Elly reinventa le foibe e fa sparire il comunismo
Giovanni Sallusti · 11 Febbraio 2025
Cari ascoltatori, c’è una parola che la ciarliera e maestra di supercazzole Elly Schlein non riesce proprio a pronunciare: le quattro sillabe di “comunismo”.
Ieri era il Giorno del ricordo, in cui si commemora il martirio delle foibe, decine di migliaia di italiani che sul finire della Seconda guerra mondiale furono perseguitati, scacciati dalle loro terre, gettati nelle foibe spesso ancora vivi, legati tra di loro, andando incontro a una fine orribile per mano dei partigiani titini, le bande partigiane che puntellavano il nuovo regime comunista che si stava instaurando in Jugoslavia. Elly ha esternato così: “Ricordare oggi, e non attutire mai il ricordo di quel dolore e di quella sofferenza, per costruire un presente e un futuro migliori. Il nostro pensiero va alle vittime di una tragedia, quella delle Foibe e dell’esodo dei giuliano-dalmati, perché ciò che è avvenuto ieri in quelle terre riguarda tutte e tutti gli italiani anche oggi: solo la conoscenza e la memoria completa possono infatti consentirci di superare e contrastare ogni forma di discriminazione e i progetti di annullamento e sterminio, ogni forma di odio che persiste anche nel presente”.
Insomma, esordisce con la massima genericità, sparge qua e là evocazioni all’attualità, e poi invoca una “memoria completa”, ma dimenticando la completezza: il grande assente, l’elefante nella stanza direbbe il suo sodale Pier Luigi Bersani, è la parola “comunismo”, che quegli italiani erano vittime dell’ideologia comunista.
Elly non riesce a ricordare il Giorno del ricordo, né un dato storico acquisito, cioè che scattò un’associazione automatica tra persecuzione ideologica degli italiani veri o presunti collaborazionisti con il regime o comunque disturbanti per il nuovo regime comunista, e la persecuzione etnica dell’italiano in quanto italiano. Quella di Elly non è un’amnesia secondaria, è come se nel Giorno della memoria ci si fosse dimenticati di nominare il nazismo e Hitler.
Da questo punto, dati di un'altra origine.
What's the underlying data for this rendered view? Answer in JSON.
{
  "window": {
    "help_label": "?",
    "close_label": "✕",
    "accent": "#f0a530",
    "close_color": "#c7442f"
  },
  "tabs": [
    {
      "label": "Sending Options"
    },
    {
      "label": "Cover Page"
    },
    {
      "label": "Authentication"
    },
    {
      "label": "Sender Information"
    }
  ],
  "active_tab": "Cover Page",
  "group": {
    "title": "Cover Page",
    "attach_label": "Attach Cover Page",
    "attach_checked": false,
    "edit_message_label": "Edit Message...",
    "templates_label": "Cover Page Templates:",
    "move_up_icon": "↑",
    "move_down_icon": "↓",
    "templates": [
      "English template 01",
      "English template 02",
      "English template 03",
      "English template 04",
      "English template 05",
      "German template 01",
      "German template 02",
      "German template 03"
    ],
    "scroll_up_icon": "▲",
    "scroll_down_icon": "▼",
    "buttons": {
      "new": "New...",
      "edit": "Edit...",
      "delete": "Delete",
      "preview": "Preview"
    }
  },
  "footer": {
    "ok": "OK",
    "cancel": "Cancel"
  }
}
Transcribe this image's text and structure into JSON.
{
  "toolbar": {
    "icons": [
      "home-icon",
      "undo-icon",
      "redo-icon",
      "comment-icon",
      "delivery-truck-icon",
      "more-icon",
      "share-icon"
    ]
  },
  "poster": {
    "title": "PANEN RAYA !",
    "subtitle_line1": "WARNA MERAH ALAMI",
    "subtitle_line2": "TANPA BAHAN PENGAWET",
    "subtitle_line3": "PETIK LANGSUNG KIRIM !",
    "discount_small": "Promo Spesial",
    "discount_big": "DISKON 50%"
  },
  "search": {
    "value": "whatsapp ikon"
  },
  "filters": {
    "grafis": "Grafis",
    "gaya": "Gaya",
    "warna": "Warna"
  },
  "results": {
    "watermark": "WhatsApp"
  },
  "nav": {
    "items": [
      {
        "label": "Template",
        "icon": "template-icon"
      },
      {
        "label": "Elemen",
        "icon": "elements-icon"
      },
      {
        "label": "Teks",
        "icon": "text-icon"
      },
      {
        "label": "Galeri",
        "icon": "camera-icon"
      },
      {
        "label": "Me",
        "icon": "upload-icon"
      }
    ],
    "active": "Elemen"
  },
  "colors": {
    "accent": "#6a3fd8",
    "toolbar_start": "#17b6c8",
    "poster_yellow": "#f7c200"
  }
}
Di fronte a sofferenze simili, il nome del responsabile deve essere pronunciato, altrimenti una commemorazione diventa un banale timbro sul cartellino social: in più, in questo caso l’omissione arriva proprio da parte di quelli che ogni giorno appena alzati da letto chiedono alla premier di prendere le distanze dal fascismo, cosa che fra l’altro Giorgia Meloni ovviamente fa da anni e ha fatto nel recente Giorno della memoria, quando ha ricordato la corresponsabilità della dittatura fascista con la macchina di sterminio nazista.
Invece in casa della sinistra non si riesce ancora a dire “comunismo”, e questo è il motivo per cui non riescono a votare all’Europarlamento la risoluzione che prende atto di un’ovvietà storiografica, l’equazione tra i totalitarismi, la risoluzione che vuole vietare l’esposizione di simboli nazisti e sovietici, perché il mostro totalitario del Novecento aveva due teste. Basta rileggere Hannah Arendt, Ernst Nolte, Karl Popper: il marchingegno totalitario, uno Stato-partito che divora tutte le vite individuali e tutta la società in nome di un’ideologia, e che perseguita coloro che deviano da questa ideologia destinandoli ai campi di concentramento, è lo stesso per il nazionalsocialismo e per il comunismo. Ma quella mozione ovvia il Pd non l’ha votata: perché non riescono neanche a dire “comunismo”, figurarsi se riescono a iscriverlo dove deve stare, nella galleria degli orrori dell’umanità.